Posted by: Bruce Einhorn on May 9, 2006
As the bad news at Dell gets worse, its dependence on Taiwanese suppliers is increasing. Kevin Rollins, the CEO of Dell, was in Taiwan yesterday and told reporters that the company will buy at least $12 billion in components from the island’s electronics companies; that’s a 20% increase over last year. That should have been good news for companies like Quanta Computer and Compal Electronics, which make most of the world’s notebook PCs and are big suppliers to Dell. But shares of Quanta and Compal dropped sharply today, despite the announcement by Rollins, since the news about sourcing from Taiwan came on the same day that Dell also revealed that it would miss its profit forecast for the first quarter. Dell’s profit, the company said, would come in at 33 cents a share, compared to a projected range of 36 to 38 cents.
The problem is that Dell is cutting prices in order to give its PC sales a lift. Or, as my colleague Louise Lee writes in this BusinessWeek story, “in recent weeks, Dell has held a virtual fire sale, offering many PCs at rock-bottom prices.” Rollins wouldn’t comment on a report in the Taiwanese newspaper Digitimes that the U.S. company is demanding that Quanta help it make up the difference by giving back 1.5% of Dell’s 2006 orders in order to win 2007 business.
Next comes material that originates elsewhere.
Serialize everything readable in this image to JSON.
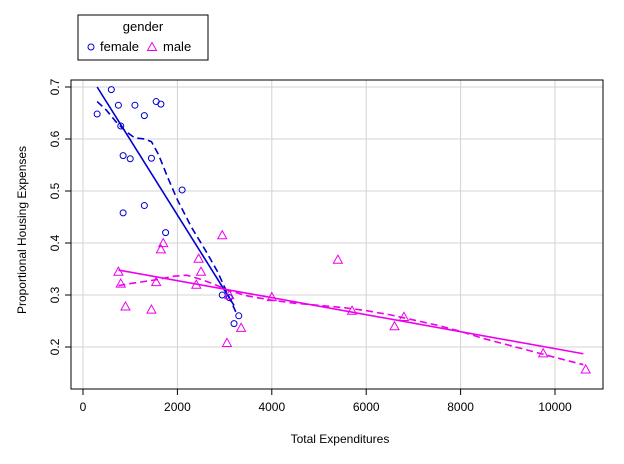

My guess is that Quanta said yes, since the consolidation of the PC industry into a handful of major players means that a big customer like Dell is even more important to a Taiwanese supplier. If Quanta refused Dell’s demand, there are plenty of other Taiwanese companies that would be happy to get the orders. So Quanta probably has little choice but to do what Dell wants. When asked yesterday, Rollins would only tell reporters that his talks with Taiwanese were “friendly.” But with friends like Dell, the Taiwanese don’t really need enemies, do they?